Depois de meia hora, vendo que eles estavam se comportando, Kátia relaxou a guarda.
Quem diria que, momentos atrás, o homem que agora estava no chão não parava de perguntar o que ela fazia, onde trabalhava e qual era seu salário anual. Kátia franziu a testa, não querendo responder.
Mas o homem insistia. Assim que Kátia estava prestes a mandá-los embora com frieza, a cena anterior aconteceu.
Ao ouvir que seria expulso, o acompanhante no chão ficou furioso.
Pelas regras do local, ser expulso do camarote por um cliente significava não apenas que a noite estava perdida, mas também que seu bônus seria descontado.
Ele imediatamente começou a xingar:
— Puta que pariu, sua vadia de merda! Vem aqui se divertir e quer bancar a santa, você... ah...!
Nilton não o deixou terminar. Ele pisou com força no pulso do homem, torcendo o pé para frente e para trás.
Um grito agudo, como o de um porco sendo abatido, ecoou pelo camarote.

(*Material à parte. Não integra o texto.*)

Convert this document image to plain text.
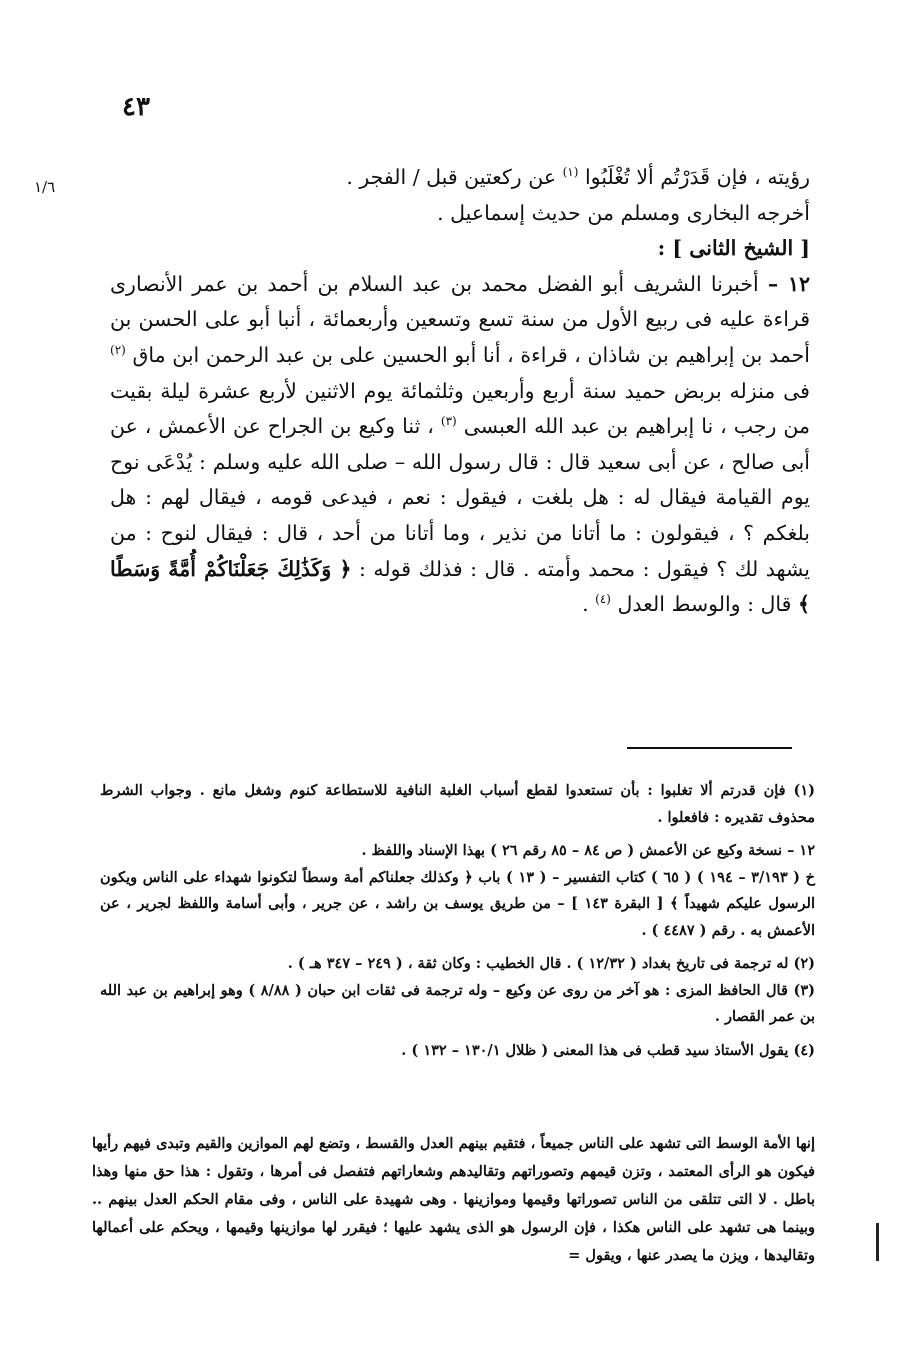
٤٣
١/٦	رؤيته ، فإن قَدَرْتُم ألا تُغْلَبُوا $^{(١)}$ عن ركعتين قبل / الفجر .

أخرجه البخارى ومسلم من حديث إسماعيل .

[ الشيخ الثانى ] :

١٢ – أخبرنا الشريف أبو الفضل محمد بن عبد السلام بن أحمد بن عمر الأنصارى قراءة عليه فى ربيع الأول من سنة تسع وتسعين وأربعمائة ، أنبا أبو على الحسن بن أحمد بن إبراهيم بن شاذان ، قراءة ، أنا أبو الحسين على بن عبد الرحمن ابن ماق $^{(٢)}$ فى منزله بربض حميد سنة أربع وأربعين وثلثمائة يوم الاثنين لأربع عشرة ليلة بقيت من رجب ، نا إبراهيم بن عبد الله العبسى $^{(٣)}$ ، ثنا وكيع بن الجراح عن الأعمش ، عن أبى صالح ، عن أبى سعيد قال : قال رسول الله – صلى الله عليه وسلم : يُدْعَى نوح يوم القيامة فيقال له : هل بلغت ، فيقول : نعم ، فيدعى قومه ، فيقال لهم : هل بلغكم ؟ ، فيقولون : ما أتانا من نذير ، وما أتانا من أحد ، قال : فيقال لنوح : من يشهد لك ؟ فيقول : محمد وأمته . قال : فذلك قوله : ﴿ وَكَذَٰلِكَ جَعَلْنَاكُمْ أُمَّةً وَسَطًا ﴾ قال : والوسط العدل $^{(٤)}$ .

(١) فإن قدرتم ألا تغلبوا : بأن تستعدوا لقطع أسباب الغلبة النافية للاستطاعة كنوم وشغل مانع . وجواب الشرط محذوف تقديره : فافعلوا .

١٢ – نسخة وكيع عن الأعمش ( ص ٨٤ – ٨٥ رقم ٢٦ ) بهذا الإسناد واللفظ .

خ ( ٣/١٩٣ – ١٩٤ ) ( ٦٥ ) كتاب التفسير – ( ١٣ ) باب ﴿ وكذلك جعلناكم أمة وسطاً لتكونوا شهداء على الناس ويكون الرسول عليكم شهيداً ﴾ [ البقرة ١٤٣ ] – من طريق يوسف بن راشد ، عن جرير ، وأبى أسامة واللفظ لجرير ، عن الأعمش به . رقم ( ٤٤٨٧ ) .

(٢) له ترجمة فى تاريخ بغداد ( ١٢/٣٢ ) . قال الخطيب : وكان ثقة ، ( ٢٤٩ – ٣٤٧ هـ ) .

(٣) قال الحافظ المزى : هو آخر من روى عن وكيع – وله ترجمة فى ثقات ابن حبان ( ٨/٨٨ ) وهو إبراهيم بن عبد الله بن عمر القصار .

(٤) يقول الأستاذ سيد قطب فى هذا المعنى ( ظلال ١٣٠/١ – ١٣٢ ) .

إنها الأمة الوسط التى تشهد على الناس جميعاً ، فتقيم بينهم العدل والقسط ، وتضع لهم الموازين والقيم وتبدى فيهم رأيها فيكون هو الرأى المعتمد ، وتزن قيمهم وتصوراتهم وتقاليدهم وشعاراتهم فتفصل فى أمرها ، وتقول : هذا حق منها وهذا باطل . لا التى تتلقى من الناس تصوراتها وقيمها وموازينها . وهى شهيدة على الناس ، وفى مقام الحكم العدل بينهم .. وبينما هى تشهد على الناس هكذا ، فإن الرسول هو الذى يشهد عليها ؛ فيقرر لها موازينها وقيمها ، ويحكم على أعمالها وتقاليدها ، ويزن ما يصدر عنها ، ويقول =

Os outros dois ficaram apavorados e imediatamente pegaram seus celulares para ligar para o gerente.
Cinco minutos depois, o gerente entrou chutando a porta, acompanhado por dois seguranças corpulentos.
— Sávio, é aquele cara ali, ele está causando problemas!
O gerente, chamado Sávio, avaliou Nilton e disse com um ar arrogante:
— Ei, parceiro, veio arrumar confusão? Você é bonitão. Que tal ficar e trabalhar como acompanhante? Com esse rosto e esse corpo, você seria um sucesso. Garanto que ganharia uns dez mil por noite!
Assim que ele terminou de falar, os outros caíram na gargalhada.
Amélia ficou vermelha de raiva.
— Dez mil por noite? Quem você pensa que está insultando?
— Ei, dez mil por noite não é pouco. Se o seu homem estiver disposto a acompanhar madames ricas, ele pode ganhar mais de cem mil por mês!
O canto da boca de Amélia tremeu de raiva. Ela levantou a mão para lhe dar um tapa, mas foi impedida por Nilton.
— Não vale a pena sujar as mãos.
Dito isso, ele pegou o celular.
— Alô, Sr. Ferraz. Estou no camarote 308, preciso que venha aqui.
Nilton desligou o telefone, lançou um olhar frio para eles e depois tirou o próprio casaco, colocando-o sobre os ombros de Kátia.
Kátia olhou para baixo e viu que, em algum momento, o zíper lateral de seu vestido havia sido aberto até a metade.